Comprehensive Seminar | Adil Attar, Stabilizing Natural Gradient Descent in Recurrent Neural Network Wavefunctions

Wednesday, July 8, 2026 11:00 am - 12:00 pm EDT (GMT -04:00)

Location

MC 6460

Candidate

Adil Attar | Applied Mathematics, University of Waterloo

Title

Stabilizing Natural Gradient Descent in Recurrent Neural Network Wavefunctions

Abstract

Understanding the ground states of quantum many-body systems is essential to characterising exotic phases of matter.
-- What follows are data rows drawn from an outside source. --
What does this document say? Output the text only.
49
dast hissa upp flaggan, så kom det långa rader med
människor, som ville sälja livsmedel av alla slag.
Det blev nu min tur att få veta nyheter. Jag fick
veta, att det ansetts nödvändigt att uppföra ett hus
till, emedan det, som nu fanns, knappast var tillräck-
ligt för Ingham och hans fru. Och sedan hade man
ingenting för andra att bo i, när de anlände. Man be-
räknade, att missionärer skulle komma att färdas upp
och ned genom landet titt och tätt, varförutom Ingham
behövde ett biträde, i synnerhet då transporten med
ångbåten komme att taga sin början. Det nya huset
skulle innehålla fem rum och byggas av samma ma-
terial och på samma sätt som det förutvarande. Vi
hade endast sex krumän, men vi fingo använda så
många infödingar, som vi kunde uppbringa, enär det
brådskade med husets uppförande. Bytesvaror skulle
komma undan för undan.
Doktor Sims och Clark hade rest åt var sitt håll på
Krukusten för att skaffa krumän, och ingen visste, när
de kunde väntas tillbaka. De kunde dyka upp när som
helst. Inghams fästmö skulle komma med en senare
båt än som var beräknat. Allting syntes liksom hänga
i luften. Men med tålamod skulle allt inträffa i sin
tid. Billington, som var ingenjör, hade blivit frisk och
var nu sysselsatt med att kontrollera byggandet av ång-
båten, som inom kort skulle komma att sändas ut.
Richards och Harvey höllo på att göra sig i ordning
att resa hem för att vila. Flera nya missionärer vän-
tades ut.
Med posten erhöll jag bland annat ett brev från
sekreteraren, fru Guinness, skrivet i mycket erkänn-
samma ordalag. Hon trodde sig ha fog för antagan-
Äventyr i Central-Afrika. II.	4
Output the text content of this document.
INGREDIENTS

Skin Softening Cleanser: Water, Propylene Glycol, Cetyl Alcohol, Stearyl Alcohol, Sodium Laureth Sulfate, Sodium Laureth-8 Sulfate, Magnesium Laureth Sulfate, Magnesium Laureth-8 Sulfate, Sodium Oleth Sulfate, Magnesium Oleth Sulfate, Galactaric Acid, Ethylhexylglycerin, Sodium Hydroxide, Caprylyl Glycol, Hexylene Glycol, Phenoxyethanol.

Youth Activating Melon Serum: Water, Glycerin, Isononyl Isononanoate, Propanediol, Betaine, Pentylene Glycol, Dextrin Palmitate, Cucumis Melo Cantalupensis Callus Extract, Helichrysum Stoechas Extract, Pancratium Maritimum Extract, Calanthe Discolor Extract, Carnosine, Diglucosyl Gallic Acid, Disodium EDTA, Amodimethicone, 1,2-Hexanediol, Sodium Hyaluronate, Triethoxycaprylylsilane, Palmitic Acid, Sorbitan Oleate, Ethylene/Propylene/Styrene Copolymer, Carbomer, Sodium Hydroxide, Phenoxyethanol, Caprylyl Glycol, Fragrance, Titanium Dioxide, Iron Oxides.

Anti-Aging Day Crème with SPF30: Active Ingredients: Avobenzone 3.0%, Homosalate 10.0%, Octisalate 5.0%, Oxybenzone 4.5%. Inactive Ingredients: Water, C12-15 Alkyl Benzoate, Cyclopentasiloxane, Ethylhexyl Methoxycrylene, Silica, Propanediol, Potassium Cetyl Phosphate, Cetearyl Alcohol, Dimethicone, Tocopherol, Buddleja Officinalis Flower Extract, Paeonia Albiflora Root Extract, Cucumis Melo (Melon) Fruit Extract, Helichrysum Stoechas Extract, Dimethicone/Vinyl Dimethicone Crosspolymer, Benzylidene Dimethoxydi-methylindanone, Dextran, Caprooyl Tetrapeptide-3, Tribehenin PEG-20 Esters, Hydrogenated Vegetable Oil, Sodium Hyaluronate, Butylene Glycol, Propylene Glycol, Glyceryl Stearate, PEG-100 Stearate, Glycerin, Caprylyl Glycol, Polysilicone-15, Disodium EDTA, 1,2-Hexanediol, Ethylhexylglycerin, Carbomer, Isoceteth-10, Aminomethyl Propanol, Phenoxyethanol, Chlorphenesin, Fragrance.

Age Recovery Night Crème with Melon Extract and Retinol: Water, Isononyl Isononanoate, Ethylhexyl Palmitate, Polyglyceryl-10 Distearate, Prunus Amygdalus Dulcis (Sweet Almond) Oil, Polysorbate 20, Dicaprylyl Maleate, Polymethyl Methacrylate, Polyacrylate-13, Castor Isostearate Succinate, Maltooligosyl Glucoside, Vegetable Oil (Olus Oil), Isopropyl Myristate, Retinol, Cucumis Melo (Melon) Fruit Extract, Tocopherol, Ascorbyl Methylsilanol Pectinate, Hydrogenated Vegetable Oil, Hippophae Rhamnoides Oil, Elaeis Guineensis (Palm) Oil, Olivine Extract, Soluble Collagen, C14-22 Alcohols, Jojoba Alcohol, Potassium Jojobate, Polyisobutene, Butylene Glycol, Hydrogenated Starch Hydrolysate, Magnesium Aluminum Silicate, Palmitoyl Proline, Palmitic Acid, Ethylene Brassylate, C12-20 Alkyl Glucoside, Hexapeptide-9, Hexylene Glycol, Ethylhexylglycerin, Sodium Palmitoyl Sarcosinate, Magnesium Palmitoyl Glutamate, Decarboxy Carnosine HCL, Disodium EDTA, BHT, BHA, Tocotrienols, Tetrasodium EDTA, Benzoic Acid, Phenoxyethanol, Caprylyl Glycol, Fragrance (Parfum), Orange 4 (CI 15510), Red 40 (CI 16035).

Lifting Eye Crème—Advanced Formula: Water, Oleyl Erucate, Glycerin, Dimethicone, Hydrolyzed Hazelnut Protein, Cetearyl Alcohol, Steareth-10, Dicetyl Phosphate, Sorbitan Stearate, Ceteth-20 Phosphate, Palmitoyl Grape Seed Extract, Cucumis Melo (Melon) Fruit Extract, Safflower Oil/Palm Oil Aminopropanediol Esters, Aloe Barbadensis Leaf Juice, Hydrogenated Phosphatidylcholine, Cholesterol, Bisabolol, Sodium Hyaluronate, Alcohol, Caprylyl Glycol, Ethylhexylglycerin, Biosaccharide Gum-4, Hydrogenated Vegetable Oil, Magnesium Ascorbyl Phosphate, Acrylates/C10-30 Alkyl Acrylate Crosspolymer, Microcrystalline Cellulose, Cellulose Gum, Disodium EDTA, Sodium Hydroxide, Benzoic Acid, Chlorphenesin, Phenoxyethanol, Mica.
While traditional quantum Monte Carlo (QMC) methods are powerful, they often fail when applied to quantum many-body systems with a sign problem. To complement these state-of-the-art methods, Neural Quantum States (NQS) have emerged as a promising alternative framework, which employ neural networks to learn the ground state wavefunction and its sign structure. Recurrent Neural Network (RNN) NQS leverage the autoregressive and generative capabilities of modern language models to learn wavefunctions efficiently. However, optimizing these architectures remains a challenge, as RNN NQS frequently suffer from severe training instabilities when paired with powerful second-order optimization techniques such as Stochastic Reconfiguration (SR) and its more efficient alternative minSR. We demonstrate that, with appropriate choices of hyperparameters and regularization, RNN optimizers can be trained successfully with these second-order methods and achieve several orders of magnitude better accuracy than standard first-order optimizers, namely Adam. Our findings provide a viable pathway to stabilize training, unlocking the full potential of high-order optimization for RNN wavefunctions.